Adapting image models to the video domain has emerged as an efficient paradigm for solving video recognition tasks. Due to the huge number of parameters and effective transferability of image models, performing full fine-tuning is less efficient and even unnecessary. Thus, recent research is shifting its focus toward parameter-efficient image-to-video adaptation. However, these adaptation strategies inevitably introduce extra computational costs to deal with the domain gap and temporal modeling in videos. In this paper, we present a new adaptation paradigm (ZeroI2V) to transfer the image transformers to video recognition tasks (i.e., introduce zero extra cost to the original models during inference). To achieve this goal, we present two core designs. First, to capture the dynamics in videos and reduce the difficulty of image-to-video adaptation, we exploit the flexibility of self-attention and introduce spatial-temporal dual-headed attention (STDHA). This approach efficiently endows the image transformers with temporal modeling capability at zero extra parameters and computation. Second, to handle the domain gap between images and videos, we propose a linear adaption strategy that utilizes lightweight densely placed linear adapters to fully transfer the frozen image models to video recognition.

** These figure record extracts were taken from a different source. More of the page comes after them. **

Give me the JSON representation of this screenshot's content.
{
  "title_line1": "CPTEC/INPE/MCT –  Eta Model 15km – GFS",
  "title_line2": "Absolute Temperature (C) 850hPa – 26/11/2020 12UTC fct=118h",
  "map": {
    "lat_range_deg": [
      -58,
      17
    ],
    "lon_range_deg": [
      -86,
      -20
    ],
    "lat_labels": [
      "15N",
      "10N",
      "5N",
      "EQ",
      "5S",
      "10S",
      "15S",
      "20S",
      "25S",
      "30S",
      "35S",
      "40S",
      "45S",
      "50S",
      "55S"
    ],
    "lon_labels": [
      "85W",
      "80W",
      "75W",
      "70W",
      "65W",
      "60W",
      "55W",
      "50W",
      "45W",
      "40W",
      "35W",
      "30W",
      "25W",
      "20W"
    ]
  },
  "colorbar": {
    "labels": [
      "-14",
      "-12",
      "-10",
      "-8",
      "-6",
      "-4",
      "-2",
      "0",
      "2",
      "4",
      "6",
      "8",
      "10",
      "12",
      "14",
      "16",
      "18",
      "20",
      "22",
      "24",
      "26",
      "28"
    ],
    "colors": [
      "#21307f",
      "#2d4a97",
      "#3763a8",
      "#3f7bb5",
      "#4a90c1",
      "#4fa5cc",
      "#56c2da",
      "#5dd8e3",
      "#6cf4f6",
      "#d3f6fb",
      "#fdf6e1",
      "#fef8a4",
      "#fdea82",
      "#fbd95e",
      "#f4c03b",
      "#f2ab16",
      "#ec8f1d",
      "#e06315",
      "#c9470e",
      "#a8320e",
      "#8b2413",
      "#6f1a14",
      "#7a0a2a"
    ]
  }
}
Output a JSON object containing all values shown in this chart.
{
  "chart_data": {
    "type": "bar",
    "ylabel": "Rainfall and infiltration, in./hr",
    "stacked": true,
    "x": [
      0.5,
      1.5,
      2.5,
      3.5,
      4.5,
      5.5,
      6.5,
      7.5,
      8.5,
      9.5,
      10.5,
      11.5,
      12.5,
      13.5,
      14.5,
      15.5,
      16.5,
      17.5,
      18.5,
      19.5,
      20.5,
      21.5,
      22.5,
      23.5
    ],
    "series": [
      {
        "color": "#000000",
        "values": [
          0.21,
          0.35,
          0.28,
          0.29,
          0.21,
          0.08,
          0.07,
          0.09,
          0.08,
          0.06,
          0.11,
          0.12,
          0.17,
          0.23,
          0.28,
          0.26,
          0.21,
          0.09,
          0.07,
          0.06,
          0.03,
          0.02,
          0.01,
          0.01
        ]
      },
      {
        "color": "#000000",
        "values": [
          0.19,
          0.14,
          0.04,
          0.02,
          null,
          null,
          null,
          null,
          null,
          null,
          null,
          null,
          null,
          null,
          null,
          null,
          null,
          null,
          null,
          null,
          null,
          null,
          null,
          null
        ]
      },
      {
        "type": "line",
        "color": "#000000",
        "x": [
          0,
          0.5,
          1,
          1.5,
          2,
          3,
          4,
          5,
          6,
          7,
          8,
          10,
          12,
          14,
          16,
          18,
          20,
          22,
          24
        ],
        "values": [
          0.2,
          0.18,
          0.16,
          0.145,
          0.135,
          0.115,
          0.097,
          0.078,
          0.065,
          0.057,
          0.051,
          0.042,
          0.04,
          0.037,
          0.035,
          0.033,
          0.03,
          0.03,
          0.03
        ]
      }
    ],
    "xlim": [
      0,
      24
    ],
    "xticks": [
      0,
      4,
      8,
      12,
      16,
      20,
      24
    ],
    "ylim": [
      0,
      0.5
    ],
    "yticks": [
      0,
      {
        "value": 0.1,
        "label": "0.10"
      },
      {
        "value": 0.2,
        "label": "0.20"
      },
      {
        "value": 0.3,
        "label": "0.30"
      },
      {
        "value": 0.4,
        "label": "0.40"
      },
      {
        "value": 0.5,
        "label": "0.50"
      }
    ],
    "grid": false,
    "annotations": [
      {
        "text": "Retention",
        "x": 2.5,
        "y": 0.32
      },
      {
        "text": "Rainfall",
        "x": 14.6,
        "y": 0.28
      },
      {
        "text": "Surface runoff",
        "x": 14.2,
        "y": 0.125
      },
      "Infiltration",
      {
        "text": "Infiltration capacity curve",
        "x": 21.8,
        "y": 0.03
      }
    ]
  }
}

Thanks to the customized linear design, all newly added adapters could be easily merged with the original modules through structural reparameterization after training, enabling zero extra cost during inference. Extensive experiments on representative fully-supervised and few-shot video recognition benchmarks showcase that ZeroI2V can match or even outperform previous state-of-the-art methods while enjoying superior parameter and inference efficiency.

翻译：将图像模型适配至视频领域已成为解决视频识别任务的一种高效范式。由于图像模型参数量巨大且具有有效的可迁移性，进行全量微调效率较低，甚至是不必要的。因此，近期研究正将焦点转向参数高效的图像到视频适配方法。然而，这些适配策略不可避免地会引入额外的计算成本，以处理视频中的领域差异与时序建模问题。本文提出了一种新的适配范式（ZeroI2V），旨在将图像Transformer迁移至视频识别任务（即在推理阶段对原始模型引入零额外成本）。为实现这一目标，我们提出了两个核心设计。首先，为捕捉视频中的动态信息并降低图像到视频适配的难度，我们利用自注意力机制的灵活性，引入了时空双头注意力（STDHA）。该方法以零额外参数和计算量，高效地赋予图像Transformer时序建模能力。其次，为处理图像与视频之间的领域差异，我们提出了一种线性适配策略，利用轻量级密集放置的线性适配器，将冻结的图像模型完全迁移至视频识别任务。得益于定制的线性设计，所有新增的适配器在训练后均可通过结构重参数化轻松与原始模块融合，从而实现推理阶段的零额外成本。在具有代表性的全监督与少样本视频识别基准上的大量实验表明，ZeroI2V能够匹配甚至超越先前的最先进方法，同时具备更优的参数与推理效率。